Discuss the candidates strengths and weakness, and the expectations based on role they are interviewing for.
Rather than focus on themed questions, the interviewers assume roles with different purposes.
If you are doing 5 interviews (hopefully you are doing phone screens so that these face to faces are more productive), try something like this:
A) Have one of the more perceptive / intuitive interviewers go first and do the warm up. General history, interesting work the candidate has done, and have them relate a story or two, and also give the candidate a sense of what the interview cycle will be like. The purpose of this interview is threefold; 1) to settle the candidate's nerves, 2) get all the soft ball HR-ish stuff out of the way, and 3) probe the candidate's answers to try to glean some insight into the candidates head and inform the rest of the interviews. This interview can be between 10 to 30 minutes, and kept light and semi-formal.
B) Have one of the friendlier interviewers give a lighter interview probing the candidates obvious weak area(s). You know / believe the candidate is weak in those areas and you are still interviewing them, so it must not be a deal breaker, and there's no reason to drop the hammer on the candidate. This session doesn't need to be long; 15 minutes is enough; and if you have fewer people you can roll A & B together.
C) Have an objective / fair interviewer give a straight interview focused on the candidates strengths, and give the candidate a chance to show off. Hopefully they don't bone it. Assuming you are interviewing this person because their strengths are what you are looking for, this is the real interview. Otherwise, try to steer it such that they have a chance to show if their strengths can be adapted to what you actually need or not. 30 minutes is enough for this unless the candidate is really accomplished or you want to really put them thru their paces. If the candidate seems good, soften the blow to come a bit with some social engineering; let them know the next guy coming up "can be a bit...uh...[technical|academic|tough]...but don't get discouraged...".

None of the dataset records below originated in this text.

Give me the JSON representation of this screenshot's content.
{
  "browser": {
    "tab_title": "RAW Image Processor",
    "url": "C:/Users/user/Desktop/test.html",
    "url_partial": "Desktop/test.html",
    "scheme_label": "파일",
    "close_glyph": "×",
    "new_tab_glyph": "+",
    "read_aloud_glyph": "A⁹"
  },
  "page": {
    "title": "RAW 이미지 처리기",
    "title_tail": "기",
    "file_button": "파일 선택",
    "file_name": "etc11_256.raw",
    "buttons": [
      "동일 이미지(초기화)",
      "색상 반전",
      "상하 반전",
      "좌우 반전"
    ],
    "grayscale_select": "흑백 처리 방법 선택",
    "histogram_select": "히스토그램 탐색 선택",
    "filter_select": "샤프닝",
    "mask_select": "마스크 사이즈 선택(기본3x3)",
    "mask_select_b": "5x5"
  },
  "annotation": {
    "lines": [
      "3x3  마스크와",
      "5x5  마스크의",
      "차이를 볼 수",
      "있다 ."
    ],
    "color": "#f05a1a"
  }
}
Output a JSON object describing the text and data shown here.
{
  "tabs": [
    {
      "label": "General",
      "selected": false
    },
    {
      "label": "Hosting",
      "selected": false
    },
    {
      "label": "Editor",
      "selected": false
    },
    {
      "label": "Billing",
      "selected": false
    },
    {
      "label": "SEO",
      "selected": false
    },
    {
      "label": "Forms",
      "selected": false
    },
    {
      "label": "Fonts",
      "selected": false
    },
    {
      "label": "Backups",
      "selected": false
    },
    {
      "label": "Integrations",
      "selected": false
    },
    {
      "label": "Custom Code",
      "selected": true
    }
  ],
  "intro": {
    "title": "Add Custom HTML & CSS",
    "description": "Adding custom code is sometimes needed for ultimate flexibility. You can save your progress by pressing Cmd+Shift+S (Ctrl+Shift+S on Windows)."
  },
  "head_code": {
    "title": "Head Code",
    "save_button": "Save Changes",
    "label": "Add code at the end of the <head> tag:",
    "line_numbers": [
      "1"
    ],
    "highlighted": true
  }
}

D) Bring in the Heavy; a developer who is at least a half order of magnitude more skilled than the candidate and while not unfriendly per se, robotic and cold works well. Ratchet the formality back up. Keep the focus on pure technology in the abstract / devoid of real world context or what a candidate did that one time at that place they used to work. Make the candidate dance a bit. Hit them with deliberately hard questions. Maybe throw some curveballs. The goal here is not to wash the candidate out, but to see how they deal with pressure. And also, they might surprise you; a candidate who struggles thru some of the softer interviews may really shine when the focus is on pure technology and logic. It can also be useful to have a friendly face in the room, one of the other interviewers, allowing for a good cop bad cop routine. This should be an hour, perhaps more.
E) Wrap it all up with a typical interview close. Do you have any questions for us, don't call us we'll call you, etc. Usually fast; 15 minutes or less is typically enough.
Flavor to taste.
In between the sessions the interviewers who are not in the room can trade quick updates, hone the strategy, and so forth.